I think grief does need to be managed, not given in to, but it is not something we can control, so much as endure and try to move through in positive ways. Not everyone has the emotional strength or support to do that - I feel I have been very fortunate to make a good life beyond losing my daughter. I didn't expect to, but I know she would be pleased for me. xx

nigglynellie Tue 23-Feb-16 10:33:01

When my parents died a poem of the two rats (they weren't!) constantly went through my head. It goes like this.

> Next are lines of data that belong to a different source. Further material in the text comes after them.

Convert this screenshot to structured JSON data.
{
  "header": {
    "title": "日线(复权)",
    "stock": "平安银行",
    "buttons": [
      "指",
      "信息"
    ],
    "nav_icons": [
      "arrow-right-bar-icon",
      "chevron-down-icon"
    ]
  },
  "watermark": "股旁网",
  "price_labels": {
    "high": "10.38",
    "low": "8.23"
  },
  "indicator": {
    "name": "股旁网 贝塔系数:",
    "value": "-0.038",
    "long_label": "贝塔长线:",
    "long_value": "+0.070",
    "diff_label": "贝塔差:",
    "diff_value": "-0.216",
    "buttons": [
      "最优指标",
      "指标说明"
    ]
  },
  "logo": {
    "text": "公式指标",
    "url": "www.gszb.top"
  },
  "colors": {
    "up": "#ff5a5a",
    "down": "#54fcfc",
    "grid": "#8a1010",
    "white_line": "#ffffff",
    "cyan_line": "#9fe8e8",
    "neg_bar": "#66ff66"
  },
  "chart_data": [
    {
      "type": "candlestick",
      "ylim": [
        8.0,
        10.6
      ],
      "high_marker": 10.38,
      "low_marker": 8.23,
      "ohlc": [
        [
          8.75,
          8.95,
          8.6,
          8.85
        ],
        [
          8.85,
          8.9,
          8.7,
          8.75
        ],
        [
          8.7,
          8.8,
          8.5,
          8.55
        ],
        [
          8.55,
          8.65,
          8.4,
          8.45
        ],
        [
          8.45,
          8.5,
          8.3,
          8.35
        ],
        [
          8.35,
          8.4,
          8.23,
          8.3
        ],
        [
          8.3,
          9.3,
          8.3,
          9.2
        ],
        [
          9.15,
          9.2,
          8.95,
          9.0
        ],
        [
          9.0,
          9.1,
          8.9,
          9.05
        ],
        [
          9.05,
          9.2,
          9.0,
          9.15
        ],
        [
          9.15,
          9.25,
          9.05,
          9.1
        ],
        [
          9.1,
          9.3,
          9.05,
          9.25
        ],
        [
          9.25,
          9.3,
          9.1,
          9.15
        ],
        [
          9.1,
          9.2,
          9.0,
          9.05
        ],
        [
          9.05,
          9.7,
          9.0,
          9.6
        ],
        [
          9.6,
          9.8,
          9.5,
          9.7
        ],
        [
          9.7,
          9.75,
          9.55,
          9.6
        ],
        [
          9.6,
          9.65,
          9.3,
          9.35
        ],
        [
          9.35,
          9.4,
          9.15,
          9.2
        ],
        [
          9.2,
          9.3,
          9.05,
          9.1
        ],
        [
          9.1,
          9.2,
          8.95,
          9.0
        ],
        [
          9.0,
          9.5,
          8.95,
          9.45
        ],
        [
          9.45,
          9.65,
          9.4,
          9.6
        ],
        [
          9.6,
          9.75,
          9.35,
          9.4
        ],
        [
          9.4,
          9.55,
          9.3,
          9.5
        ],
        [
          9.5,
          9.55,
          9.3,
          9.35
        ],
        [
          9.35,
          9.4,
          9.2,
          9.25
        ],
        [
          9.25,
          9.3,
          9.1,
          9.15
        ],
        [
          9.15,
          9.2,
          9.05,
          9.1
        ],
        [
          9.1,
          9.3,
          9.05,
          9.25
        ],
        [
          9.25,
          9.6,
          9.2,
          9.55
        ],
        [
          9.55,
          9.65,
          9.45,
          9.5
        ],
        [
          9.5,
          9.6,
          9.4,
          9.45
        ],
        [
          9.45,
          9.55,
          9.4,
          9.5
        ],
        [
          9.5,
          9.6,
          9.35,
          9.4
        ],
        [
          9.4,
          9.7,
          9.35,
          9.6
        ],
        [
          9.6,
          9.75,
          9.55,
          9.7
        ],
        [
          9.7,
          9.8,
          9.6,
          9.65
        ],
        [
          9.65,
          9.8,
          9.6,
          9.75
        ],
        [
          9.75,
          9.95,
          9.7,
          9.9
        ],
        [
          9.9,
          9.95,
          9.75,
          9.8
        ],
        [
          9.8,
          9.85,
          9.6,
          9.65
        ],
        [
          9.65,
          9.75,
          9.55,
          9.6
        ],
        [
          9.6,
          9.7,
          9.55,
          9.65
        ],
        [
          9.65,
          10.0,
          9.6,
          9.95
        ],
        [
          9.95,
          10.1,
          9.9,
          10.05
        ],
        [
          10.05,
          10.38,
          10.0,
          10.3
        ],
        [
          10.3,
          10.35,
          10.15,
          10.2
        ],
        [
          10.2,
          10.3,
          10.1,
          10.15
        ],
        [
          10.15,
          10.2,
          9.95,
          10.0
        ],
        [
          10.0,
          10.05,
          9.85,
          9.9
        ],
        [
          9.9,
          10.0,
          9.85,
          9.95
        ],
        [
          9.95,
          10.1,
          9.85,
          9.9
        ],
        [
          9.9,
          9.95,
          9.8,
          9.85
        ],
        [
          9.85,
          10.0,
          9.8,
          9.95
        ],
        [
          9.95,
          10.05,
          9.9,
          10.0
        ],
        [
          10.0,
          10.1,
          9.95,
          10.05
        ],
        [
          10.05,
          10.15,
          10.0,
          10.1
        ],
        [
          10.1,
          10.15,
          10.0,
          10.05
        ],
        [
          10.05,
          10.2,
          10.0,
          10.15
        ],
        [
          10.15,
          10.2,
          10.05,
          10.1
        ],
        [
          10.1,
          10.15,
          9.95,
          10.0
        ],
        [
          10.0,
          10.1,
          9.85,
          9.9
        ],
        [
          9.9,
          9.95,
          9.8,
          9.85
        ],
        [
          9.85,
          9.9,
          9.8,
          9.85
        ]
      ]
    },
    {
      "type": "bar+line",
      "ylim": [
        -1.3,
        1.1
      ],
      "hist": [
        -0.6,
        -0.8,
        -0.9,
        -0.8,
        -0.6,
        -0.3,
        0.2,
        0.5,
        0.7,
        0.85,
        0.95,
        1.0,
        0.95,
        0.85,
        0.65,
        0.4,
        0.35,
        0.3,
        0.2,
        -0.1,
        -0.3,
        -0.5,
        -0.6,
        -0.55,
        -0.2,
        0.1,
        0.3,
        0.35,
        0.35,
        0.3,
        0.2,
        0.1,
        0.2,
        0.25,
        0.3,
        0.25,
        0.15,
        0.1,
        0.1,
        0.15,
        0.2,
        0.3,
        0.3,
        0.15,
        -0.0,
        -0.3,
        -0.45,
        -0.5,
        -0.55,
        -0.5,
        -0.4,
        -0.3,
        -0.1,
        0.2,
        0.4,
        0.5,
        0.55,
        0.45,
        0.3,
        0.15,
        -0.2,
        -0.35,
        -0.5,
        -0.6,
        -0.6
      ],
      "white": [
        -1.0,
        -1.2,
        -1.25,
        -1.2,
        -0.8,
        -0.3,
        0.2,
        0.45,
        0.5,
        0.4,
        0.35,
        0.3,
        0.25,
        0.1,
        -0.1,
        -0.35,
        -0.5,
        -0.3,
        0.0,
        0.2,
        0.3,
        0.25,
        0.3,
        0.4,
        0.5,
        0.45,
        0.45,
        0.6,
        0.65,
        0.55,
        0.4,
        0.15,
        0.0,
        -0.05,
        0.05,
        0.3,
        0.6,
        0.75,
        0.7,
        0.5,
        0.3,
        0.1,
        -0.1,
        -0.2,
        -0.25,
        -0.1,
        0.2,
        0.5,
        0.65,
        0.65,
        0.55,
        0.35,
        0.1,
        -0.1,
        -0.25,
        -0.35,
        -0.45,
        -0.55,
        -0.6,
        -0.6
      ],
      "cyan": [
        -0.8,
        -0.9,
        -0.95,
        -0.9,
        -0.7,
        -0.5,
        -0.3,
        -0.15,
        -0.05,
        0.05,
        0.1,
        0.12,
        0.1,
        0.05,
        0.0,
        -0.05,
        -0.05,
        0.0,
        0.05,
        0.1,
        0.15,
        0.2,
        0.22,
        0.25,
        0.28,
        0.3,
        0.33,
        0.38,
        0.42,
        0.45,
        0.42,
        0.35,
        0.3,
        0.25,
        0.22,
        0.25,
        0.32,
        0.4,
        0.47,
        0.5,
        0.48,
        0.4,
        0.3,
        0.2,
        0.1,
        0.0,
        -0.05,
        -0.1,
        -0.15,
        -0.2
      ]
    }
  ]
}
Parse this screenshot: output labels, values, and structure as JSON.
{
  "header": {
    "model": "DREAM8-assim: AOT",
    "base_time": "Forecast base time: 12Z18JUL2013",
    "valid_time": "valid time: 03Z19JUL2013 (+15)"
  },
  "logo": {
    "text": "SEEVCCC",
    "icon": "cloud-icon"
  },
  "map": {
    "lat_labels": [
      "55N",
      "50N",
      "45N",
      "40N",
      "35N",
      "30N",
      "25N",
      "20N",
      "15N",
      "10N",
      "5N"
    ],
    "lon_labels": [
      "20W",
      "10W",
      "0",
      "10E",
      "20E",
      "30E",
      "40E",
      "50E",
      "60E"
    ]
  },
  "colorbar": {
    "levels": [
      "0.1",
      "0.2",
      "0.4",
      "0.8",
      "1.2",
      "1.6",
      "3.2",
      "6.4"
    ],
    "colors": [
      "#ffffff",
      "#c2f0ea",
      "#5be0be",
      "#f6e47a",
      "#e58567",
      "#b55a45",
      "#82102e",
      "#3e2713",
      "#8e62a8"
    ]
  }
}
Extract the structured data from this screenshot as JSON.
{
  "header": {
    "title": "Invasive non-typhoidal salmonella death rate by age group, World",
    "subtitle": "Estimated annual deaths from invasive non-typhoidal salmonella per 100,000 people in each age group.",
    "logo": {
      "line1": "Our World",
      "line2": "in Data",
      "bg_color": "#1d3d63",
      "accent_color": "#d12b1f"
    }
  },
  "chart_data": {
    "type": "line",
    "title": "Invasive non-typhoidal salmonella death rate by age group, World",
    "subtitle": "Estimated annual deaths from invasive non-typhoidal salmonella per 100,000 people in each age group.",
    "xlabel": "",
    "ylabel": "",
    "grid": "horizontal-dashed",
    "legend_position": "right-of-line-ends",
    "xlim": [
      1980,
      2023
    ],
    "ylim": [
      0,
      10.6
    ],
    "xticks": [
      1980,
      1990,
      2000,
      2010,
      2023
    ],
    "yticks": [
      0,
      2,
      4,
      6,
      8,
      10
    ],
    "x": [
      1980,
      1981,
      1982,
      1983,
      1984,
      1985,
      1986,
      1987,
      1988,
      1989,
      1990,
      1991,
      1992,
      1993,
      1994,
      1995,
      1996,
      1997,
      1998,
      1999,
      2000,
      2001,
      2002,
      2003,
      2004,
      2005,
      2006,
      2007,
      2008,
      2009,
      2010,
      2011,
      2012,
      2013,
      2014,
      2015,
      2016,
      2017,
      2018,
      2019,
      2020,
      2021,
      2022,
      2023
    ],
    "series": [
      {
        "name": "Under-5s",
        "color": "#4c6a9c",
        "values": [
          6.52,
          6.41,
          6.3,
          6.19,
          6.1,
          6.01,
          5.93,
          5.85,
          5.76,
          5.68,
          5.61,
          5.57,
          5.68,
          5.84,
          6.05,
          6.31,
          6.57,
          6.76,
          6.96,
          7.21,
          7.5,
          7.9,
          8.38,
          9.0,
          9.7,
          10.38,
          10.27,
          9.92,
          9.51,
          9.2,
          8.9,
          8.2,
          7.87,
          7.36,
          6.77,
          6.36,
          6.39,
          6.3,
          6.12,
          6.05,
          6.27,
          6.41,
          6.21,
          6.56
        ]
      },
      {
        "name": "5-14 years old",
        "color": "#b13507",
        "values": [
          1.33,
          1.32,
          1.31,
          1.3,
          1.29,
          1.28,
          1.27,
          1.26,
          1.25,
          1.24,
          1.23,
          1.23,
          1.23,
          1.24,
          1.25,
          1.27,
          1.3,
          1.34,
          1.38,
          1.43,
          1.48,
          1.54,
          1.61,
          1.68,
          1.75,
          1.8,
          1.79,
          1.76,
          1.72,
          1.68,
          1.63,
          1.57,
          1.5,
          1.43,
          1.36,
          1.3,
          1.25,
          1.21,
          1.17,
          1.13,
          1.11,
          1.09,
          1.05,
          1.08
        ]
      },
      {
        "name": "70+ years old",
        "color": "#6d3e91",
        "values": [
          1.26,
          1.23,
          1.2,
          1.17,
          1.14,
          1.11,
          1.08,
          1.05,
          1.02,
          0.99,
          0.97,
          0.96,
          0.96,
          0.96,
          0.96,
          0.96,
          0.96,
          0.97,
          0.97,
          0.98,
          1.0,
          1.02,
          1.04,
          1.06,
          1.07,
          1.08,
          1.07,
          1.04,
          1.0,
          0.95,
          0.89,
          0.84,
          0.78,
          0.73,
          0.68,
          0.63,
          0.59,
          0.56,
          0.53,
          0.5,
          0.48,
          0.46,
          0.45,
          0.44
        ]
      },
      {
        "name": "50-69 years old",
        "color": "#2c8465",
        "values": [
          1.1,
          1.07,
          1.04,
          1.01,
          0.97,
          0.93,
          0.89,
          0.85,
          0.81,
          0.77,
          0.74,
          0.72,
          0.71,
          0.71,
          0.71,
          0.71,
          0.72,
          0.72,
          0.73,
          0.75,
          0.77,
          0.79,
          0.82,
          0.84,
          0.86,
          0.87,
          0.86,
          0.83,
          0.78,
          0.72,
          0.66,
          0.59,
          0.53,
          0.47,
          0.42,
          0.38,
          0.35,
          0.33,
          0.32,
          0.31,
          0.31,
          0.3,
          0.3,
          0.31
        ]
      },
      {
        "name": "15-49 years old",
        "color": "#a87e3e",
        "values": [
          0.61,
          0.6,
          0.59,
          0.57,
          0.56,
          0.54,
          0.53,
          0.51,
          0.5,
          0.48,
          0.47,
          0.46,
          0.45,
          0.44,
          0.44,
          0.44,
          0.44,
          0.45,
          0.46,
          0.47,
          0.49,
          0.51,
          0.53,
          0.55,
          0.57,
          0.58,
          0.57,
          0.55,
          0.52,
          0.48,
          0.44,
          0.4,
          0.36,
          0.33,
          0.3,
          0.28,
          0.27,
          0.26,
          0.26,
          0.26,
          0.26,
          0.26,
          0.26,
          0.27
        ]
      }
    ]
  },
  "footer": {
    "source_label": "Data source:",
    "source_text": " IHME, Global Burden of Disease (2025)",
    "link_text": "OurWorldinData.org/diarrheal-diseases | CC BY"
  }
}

He was a rat, and she was a rat,
and down in a hole they did dwell,
They were both as black as a witches cat,
and they loved each other well.

First he ventured out, then she ventured out,
and I watched them go with pain,
For where they went, I never could tell,
For they never came back again.

This never fails to bring tears.

Imperfect27 Wed 24-Feb-16 08:37:55

I still catch myself thinking ' I'll phone mum and ask her ...' Being an orphan at any age is still rubbishy! *nigglynellie flowers xx

I think poems and songs quickly take us to very special memories - I think of my dad whenever I hear 'come on Eileen' - try to overlook the lyrics - this was the music to a 'last dance' I had with my dad. For my mum, anything by Nat King Cole. And for my daughter 'Don't Stop Me Now' by Queen - any of these played unexpectedly on the radio will easily bring tears and smiles too.

mollie Wed 24-Feb-16 09:29:25

There's a song in Les Mis that was a favourite until my son died. Now I can't bear to hear it because it has the line 'bring him home' and whenever I hear it I imagine my son being brought back from London to Buckinghamshire by the funeral directors. Of course it reduces me to tears. There are so many musical associations connected to my son that I couldn't put the radio on for years afterwards. Now I listen to Classic FM for safety. No connections there! Lol!